Bumped into an ‘agricultural anthropologist’, Jeff Bentley, who works in Cochabamba, Bolivia and was intrigued by his work promoting ‘plant clinics’, where farmers bring in examples of sick plants and get a diagnosis and prescription in a system modelled on human healthcare (they even have a two tier structure of General Practitioners as first point of contact and more expert consultants for the tricky diagnoses).
Plant clinics helps farmers avoid the futile costs of self medication, dosing fields with the wrong pesticides, and makes sure they use the right ones instead, or none at all, if that works best. Advocates argue that it’s also extremely cost effective, compared to, say extension services, where government officials visit farmers to give advice, suggest new techniques etc. Plant clinics are particularly well suited to those government agronomists (and I’ve met a few) who sit around in their office because they have no budget for transport.

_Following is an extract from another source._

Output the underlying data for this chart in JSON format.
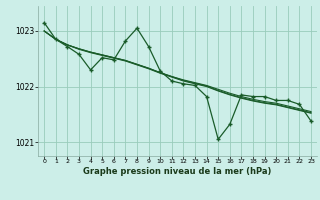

To open a plant clinic they just need to find an office near to the local market and wait for the farmers to come to them.
Jeff is affiliated with the Global Plant Clinic (CABI, Egham, Surrey, UK), which provides technical backstopping for the plant clinics, for example the clinic staff can email digital photos and descriptions of their problems to CABI for identification and recommendations. Jeff is also working with like-minded types to get greater outreach through local radio. He says that worldwide there are over 80 clinics operating through local organizations in Bolivia and Nicaragua, Bangladesh, Uganda, Pakistan, Nepal, India, 10 clinics in Viet Nam and a national system in Sierra Leone. The focus is fairly limited to plant health, but also includes advice on alternatives to pesticides (crop rotation, shade trees etc) and general crop health.
I talked to Shahid Zia, an agronomist and agricultural economist at Oxfam, about the idea. He reckons it works if you stick to plant health, but can easily be overcomplicated by adding entomology, animal health, soil science etc. Organizations like CABI have got the research backup and find this kind of scheme particularly easy to run. Non-science outfits have to rely on partnerships with local universities or other institutions, which can often prove problematic.
Shahid compares plant clinics favourably to other more expensive forms of outreach, such as research stations attached to institutions, which are often selling new products (more like high tech hospitals rather than clinics). He says a lot of the outreach is of the ‘we have this fertiliser, this is how you use it’ kind. Farmer field schools are a more two way process that more closely matches farmers’ needs, and mainly promoting integrated pest management, but they are considerably more expensive to run than plant clinics.
Sometimes good development practice seems both obvious and easy – please tell me what the catch is!